Bybit Issues Important Warning Regarding HTX Deposits and Withdrawals
Bybit's Chinese official announcement: In light of the latest regulatory developments concerning HTX, transfers to HTX-related addresses or transfers from such addresses may trigger additional anti-money laundering (AML), compliance, or risk control reviews by Bybit.
Bybit advises users to avoid using HTX-related addresses for transfers and to ensure that all account activities comply with local laws and regulations as well as platform policies. If needed, please contact customer service for assistance.
Source: Public Information
ABAB AI Insight
Bybit has previously strengthened cross-platform fund monitoring multiple times. This specific warning regarding HTX continues its compliance path in response to the UK's sanctions on HTX, aiming to reduce overall regulatory risks and abnormal fund flows on the platform.
In terms of capital flow, Bybit is guiding users to reduce interactions with high-risk platforms through review mechanisms, concentrating liquidity resources within compliant segments of the platform, while also enhancing KYC and address screening capabilities. The motivation is to protect user asset safety and maintain operational license stability in an increasingly stringent global regulatory environment.

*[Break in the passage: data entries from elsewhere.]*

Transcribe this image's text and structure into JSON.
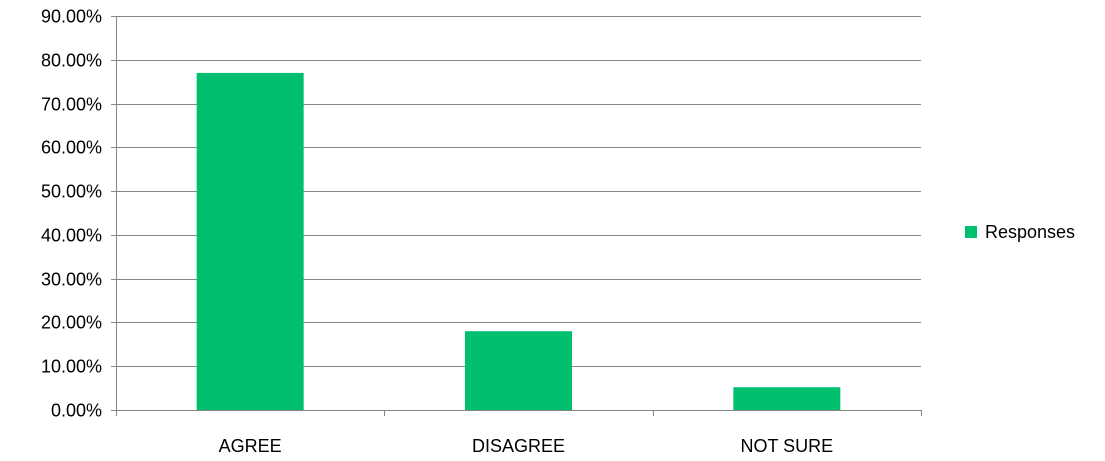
{
  "chart_data": {
    "type": "bar",
    "categories": [
      "AGREE",
      "DISAGREE",
      "NOT SURE"
    ],
    "series": [
      {
        "name": "Responses",
        "values": [
          0.77,
          0.18,
          0.052
        ],
        "color": "#00BF6F"
      }
    ],
    "y_ticks": [
      "0.00%",
      "10.00%",
      "20.00%",
      "30.00%",
      "40.00%",
      "50.00%",
      "60.00%",
      "70.00%",
      "80.00%",
      "90.00%"
    ],
    "ylim": [
      0,
      0.9
    ],
    "grid": true,
    "gridline_color": "#868686",
    "legend_position": "right"
  }
}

Similar to OKX's previous warnings to HTX arbitrage users, and the recent compliance alerts issued by leading exchanges, cryptocurrency trading platforms are currently transitioning from pursuing trading volume to strict risk control and regulatory adaptation.

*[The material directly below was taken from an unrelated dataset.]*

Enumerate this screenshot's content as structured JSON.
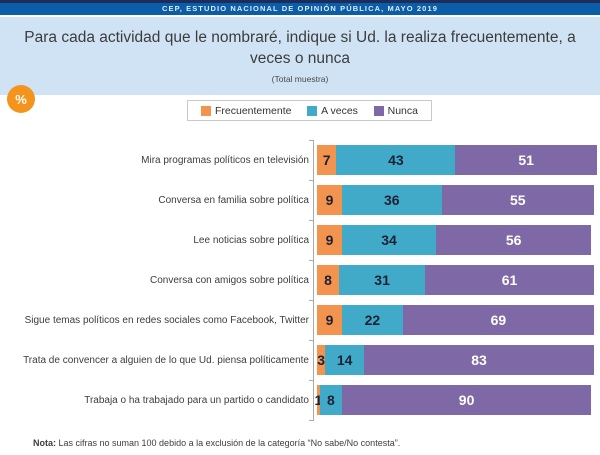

Essentially, this reflects regulatory changes: exchanges are proactively severing financial ties with sanctioned platforms, as international sanctions impose higher due diligence responsibilities on platforms, forcing capital and users to shift from gray cross-platform operations to a compliant closed ecosystem, promoting the industry's evolution from regulatory arbitrage to a globally unified compliance standard.